Ürünüm veya hizmetim hakkında hissettiğim gibi hissettirebilirsem, bunun ve bunun nasıl yardımcı olabileceği konusunda anlamlı bir konuşma yapacağız. Sorun şu ki, çoğu satış elemanı hiçbir şey hissetmiyor. Hiçbir şey.
(If I can make you feel the same way that I feel about my product or service we'll have a meaningful conversation about it and how it can help. The trouble is that most sales people don't feel anything. Nothing at all.)

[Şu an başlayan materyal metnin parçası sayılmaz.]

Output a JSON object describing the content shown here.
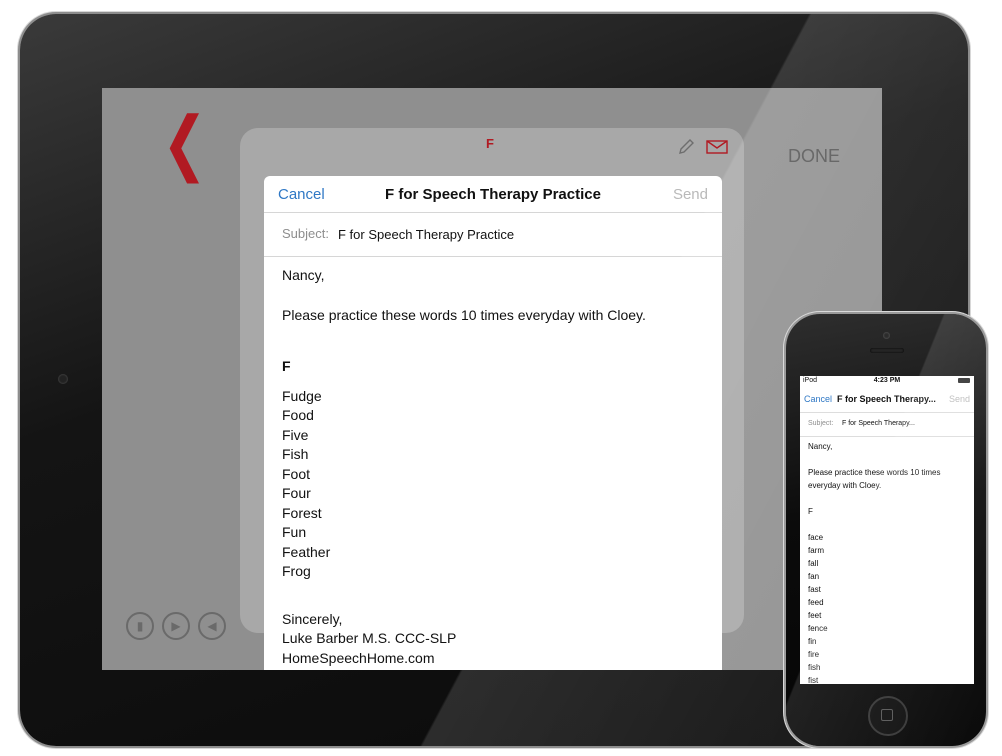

"Son derece başarılı Saleser Kulübü" nde Chris Murray, satışlarda gerçek tutkunun önemini vurgulamaktadır. Bir ürün veya hizmet hakkında etkili bir diyalog oluşturmanın, satış elemanının sattıkları şeyle güçlü bir bağlantı hissetmesini gerektirdiğini öne sürüyor. Bu duygusal katılım, potansiyel müşterilerle rezonansa giren daha anlamlı konuşmalara yol açabilir.
Murray, birçok satış elemanının etkinliklerini engelleyebilecek bu duygusal katılımdan yoksun olduğunu savunuyor. Teklifleri için gerçek bir inanç ve coşku olmadan, müşterilerle daha derin bir düzeyde bağlantı kurmak için mücadele ederler, bu da kalıcı ilişkileri geliştirmeyi ve nihayetinde satışları yönlendirmeyi zorlaştırırlar.